The author also elaborated the very famous The Five Ways of proving God’s existence by St. Thomas Aquinas where the author said that there is cognitive act. In the next chapter, the author explained the doctrine of analogy that by using this doctrine the purpose is not to explain existence of God but to explain how it is that we have been able to do so and to analyze what it is that we have been doing and succeeded with the chapter about God and the creature where all of us will all fall to the same belief about God and how we understand Him. After long discussion of each chapter, the author concludes that we are surrounded by a world of active beings which is dependent upon God who is Pure Act and so ended his conclusion by saying the position will be left incomplete as is to day the reader is tasked to choose from which side he takes.

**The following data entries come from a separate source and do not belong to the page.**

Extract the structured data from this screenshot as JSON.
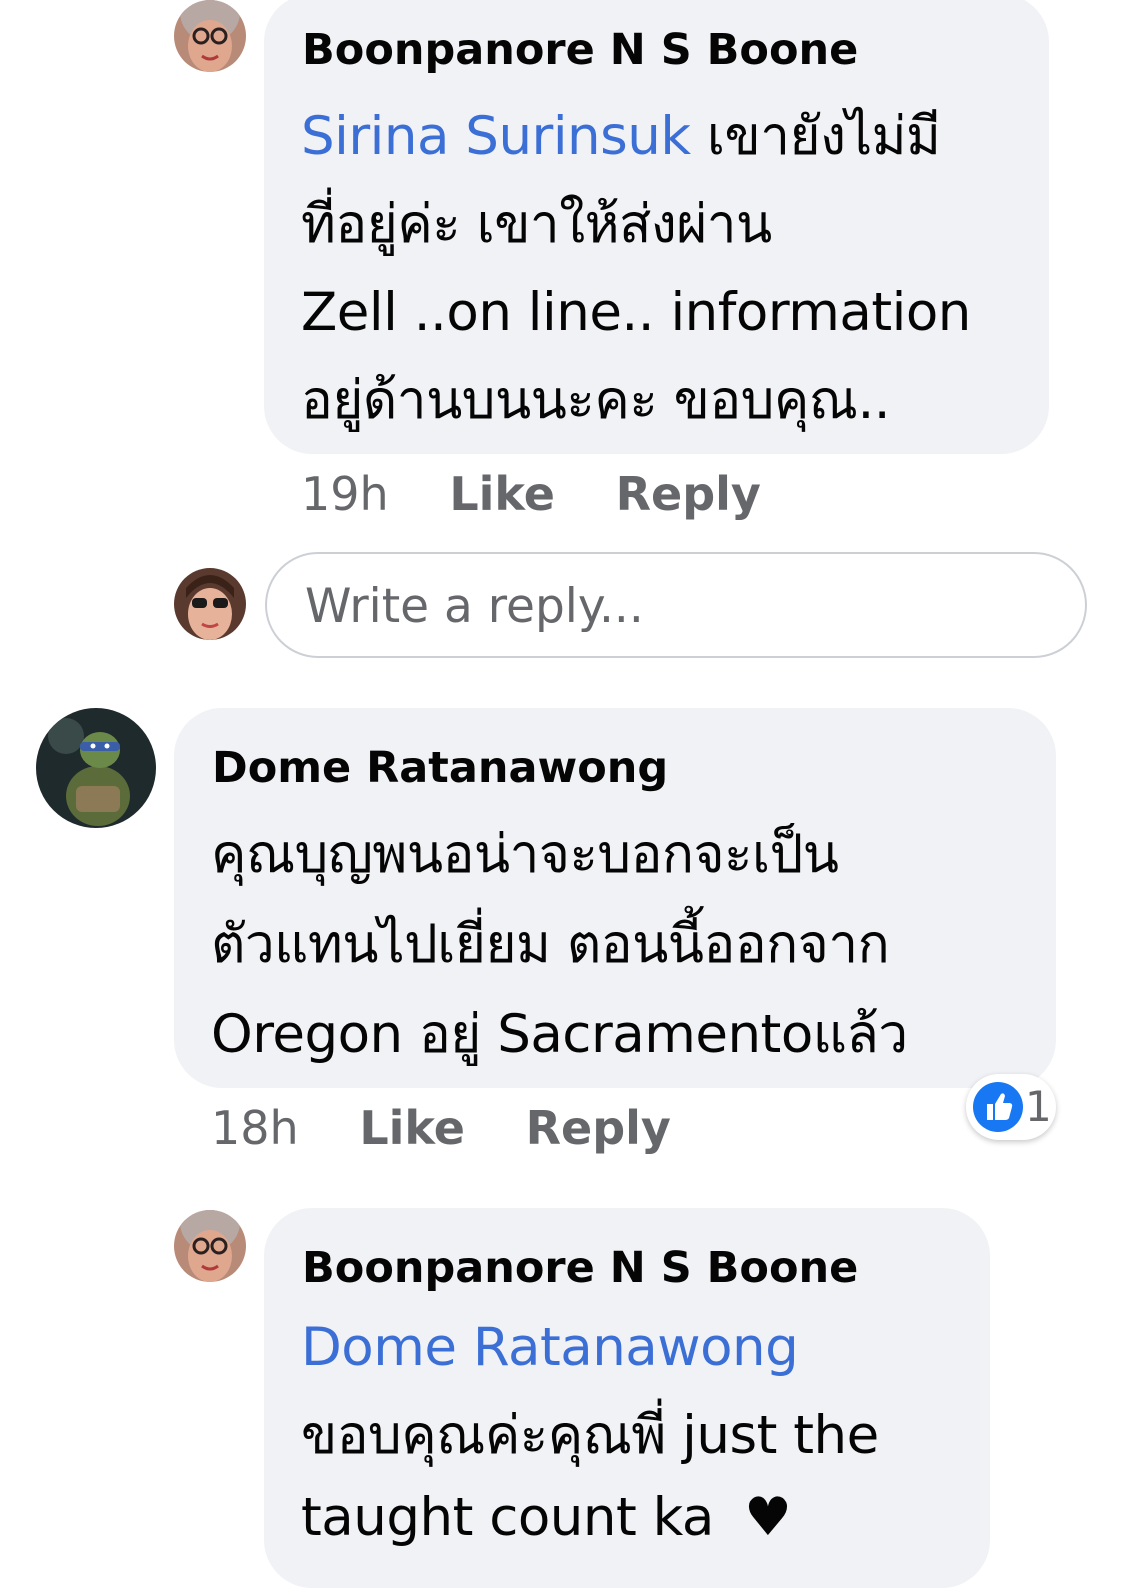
{
  "comments": [
    {
      "author": "Boonpanore N S Boone",
      "mention": "Sirina Surinsuk",
      "lines": [
        "เขายังไม่มี",
        "ที่อยู่ค่ะ เขาให้ส่งผ่าน",
        "Zell ..on line.. information",
        "อยู่ด้านบนนะคะ ขอบคุณ.."
      ],
      "time": "19h",
      "like_label": "Like",
      "reply_label": "Reply"
    },
    {
      "author": "Dome Ratanawong",
      "lines": [
        "คุณบุญพนอน่าจะบอกจะเป็น",
        "ตัวแทนไปเยี่ยม ตอนนี้ออกจาก",
        "Oregon อยู่ Sacramentoแล้ว"
      ],
      "time": "18h",
      "like_label": "Like",
      "reply_label": "Reply",
      "reaction_count": "1"
    },
    {
      "author": "Boonpanore N S Boone",
      "mention": "Dome Ratanawong",
      "lines": [
        "ขอบคุณค่ะคุณพี่ just the",
        "taught count ka"
      ],
      "heart": "♥"
    }
  ],
  "reply_box": {
    "placeholder": "Write a reply..."
  },
  "colors": {
    "bubble": "#f0f2f5",
    "mention": "#3b6fd6",
    "meta": "#65676b",
    "like_reaction": "#1877f2"
  },
  "icons": {
    "avatar_boonpanore": "avatar-photo",
    "avatar_dome": "avatar-photo-turtle",
    "like_reaction": "thumbs-up-icon",
    "heart": "heart-icon"
  }
}
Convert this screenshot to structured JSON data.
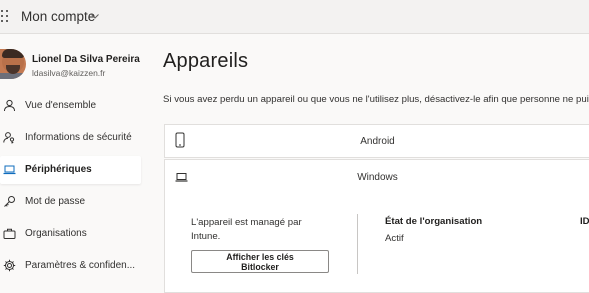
{
  "header": {
    "app_title": "Mon compte",
    "waffle_icon": "app-launcher-icon",
    "chevron_icon": "chevron-down-icon"
  },
  "user": {
    "name": "Lionel Da Silva Pereira",
    "email": "ldasilva@kaizzen.fr"
  },
  "sidebar": {
    "items": [
      {
        "label": "Vue d'ensemble",
        "icon": "person-icon",
        "active": false
      },
      {
        "label": "Informations de sécurité",
        "icon": "security-info-icon",
        "active": false
      },
      {
        "label": "Périphériques",
        "icon": "laptop-icon",
        "active": true
      },
      {
        "label": "Mot de passe",
        "icon": "key-icon",
        "active": false
      },
      {
        "label": "Organisations",
        "icon": "briefcase-icon",
        "active": false
      },
      {
        "label": "Paramètres & confiden...",
        "icon": "gear-icon",
        "active": false
      }
    ]
  },
  "main": {
    "title": "Appareils",
    "description": "Si vous avez perdu un appareil ou que vous ne l'utilisez plus, désactivez-le afin que personne ne puis",
    "devices": [
      {
        "name": "Android",
        "icon": "phone-icon"
      },
      {
        "name": "Windows",
        "icon": "laptop-icon",
        "expanded": true
      }
    ],
    "details": {
      "managed_text": "L'appareil est managé par Intune.",
      "org_state_label": "État de l'organisation",
      "org_state_value": "Actif",
      "id_label": "ID",
      "bitlocker_button_line1": "Afficher les clés",
      "bitlocker_button_line2": "Bitlocker"
    }
  },
  "colors": {
    "topbar_bg": "#f3f2f1",
    "page_bg": "#faf9f8",
    "card_bg": "#ffffff",
    "text_primary": "#201f1e"
  }
}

            What I noticed from the author is that how he lavishly explains existentialism as if he was implying to the reader that the best way to approach theism is by the use of existentialism where it can be understood that God exists and His essence is only the mode of His existence. From his critique which he made about St. Anselm’s argument saying it is defective and that Descartes was able to give justice to what is the real ontological argument might for me somewhat subjective in a sense that the author is not so much of essentialism, and is implicitly inclined with existentialism.


In exposing St. Thomas Aquinas’ Five Ways, from what I have understood from previous discussions and lesson about this argument used by St. Thomas, the five ways is  for me enough to explain the existence of God and how contingent beings exists. There is a special character of this argument that lead me to saying and affirming such because it draws to me very intelligible and reasonable, as a Christian, this is faith in God that is in me makes me assert such position.

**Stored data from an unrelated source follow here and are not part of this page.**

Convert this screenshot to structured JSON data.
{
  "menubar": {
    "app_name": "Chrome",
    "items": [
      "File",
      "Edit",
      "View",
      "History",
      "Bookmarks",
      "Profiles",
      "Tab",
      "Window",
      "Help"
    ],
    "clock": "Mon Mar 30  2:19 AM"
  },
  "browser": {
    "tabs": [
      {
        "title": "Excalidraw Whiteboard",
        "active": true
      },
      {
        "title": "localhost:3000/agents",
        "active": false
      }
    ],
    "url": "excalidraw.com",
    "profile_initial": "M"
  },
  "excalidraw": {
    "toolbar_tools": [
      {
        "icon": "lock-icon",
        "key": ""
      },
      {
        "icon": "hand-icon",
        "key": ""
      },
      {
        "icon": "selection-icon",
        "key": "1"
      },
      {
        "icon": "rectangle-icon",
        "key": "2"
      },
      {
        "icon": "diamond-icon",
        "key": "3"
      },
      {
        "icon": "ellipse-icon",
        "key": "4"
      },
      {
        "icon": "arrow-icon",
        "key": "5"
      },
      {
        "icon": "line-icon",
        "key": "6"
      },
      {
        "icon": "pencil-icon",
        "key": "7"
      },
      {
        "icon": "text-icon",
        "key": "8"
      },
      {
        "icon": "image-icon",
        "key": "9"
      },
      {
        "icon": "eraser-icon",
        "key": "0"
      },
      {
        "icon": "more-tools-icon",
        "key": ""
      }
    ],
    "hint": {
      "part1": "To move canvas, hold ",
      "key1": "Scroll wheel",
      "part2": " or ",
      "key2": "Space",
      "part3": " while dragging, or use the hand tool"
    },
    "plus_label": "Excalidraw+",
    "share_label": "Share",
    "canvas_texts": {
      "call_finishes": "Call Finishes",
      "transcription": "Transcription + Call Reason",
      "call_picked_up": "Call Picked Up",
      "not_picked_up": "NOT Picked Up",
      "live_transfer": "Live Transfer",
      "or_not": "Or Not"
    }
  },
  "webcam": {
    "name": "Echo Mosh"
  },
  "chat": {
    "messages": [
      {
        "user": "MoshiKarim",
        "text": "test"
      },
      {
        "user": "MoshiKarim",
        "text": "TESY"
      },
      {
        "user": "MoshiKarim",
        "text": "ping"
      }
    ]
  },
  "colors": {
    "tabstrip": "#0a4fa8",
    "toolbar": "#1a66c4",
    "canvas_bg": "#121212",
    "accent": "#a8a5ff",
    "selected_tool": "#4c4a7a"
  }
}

One thing also that I noticed from the author is that he was dependent upon another author where some of his ideas was taken which to me, in light of his inspiration that is why he came about such positions which he admitted he will leave incomplete but as for me a reader, the author is somewhat challenging me to take a stand.

            In line with the previous discussion in class about the existence of evil and also the basic goodness of human nature and everything that surrounds it, by solely relying to St. Thomas Aquinas’ argument, I understand that this Being is one who is the reason why such is existing and to us real. That in our human life, even though we may be on the evil side, still we go back to our basic goodness even though trying to be good still makes us sin, the primary reason behind this is the Ultimate Source of this human life.


            There is also a connection that I can make from the previous book that I have, both books tackled about St. Thomas Aquinas Five Ways to express and explain how conception of “God” for humans had came about. As I believe, and still believe, it through our faith that we can see, understand and maybe know God. All these arguments presented by the author is an affirmation of existence of a Supreme Being, guiding us all, causing us all, all-knowing and ever present. As a philosopher, these approaches might become a turning point for me but this will then all boils down to me being a devoted Christian to believe in Him with my reason and faith.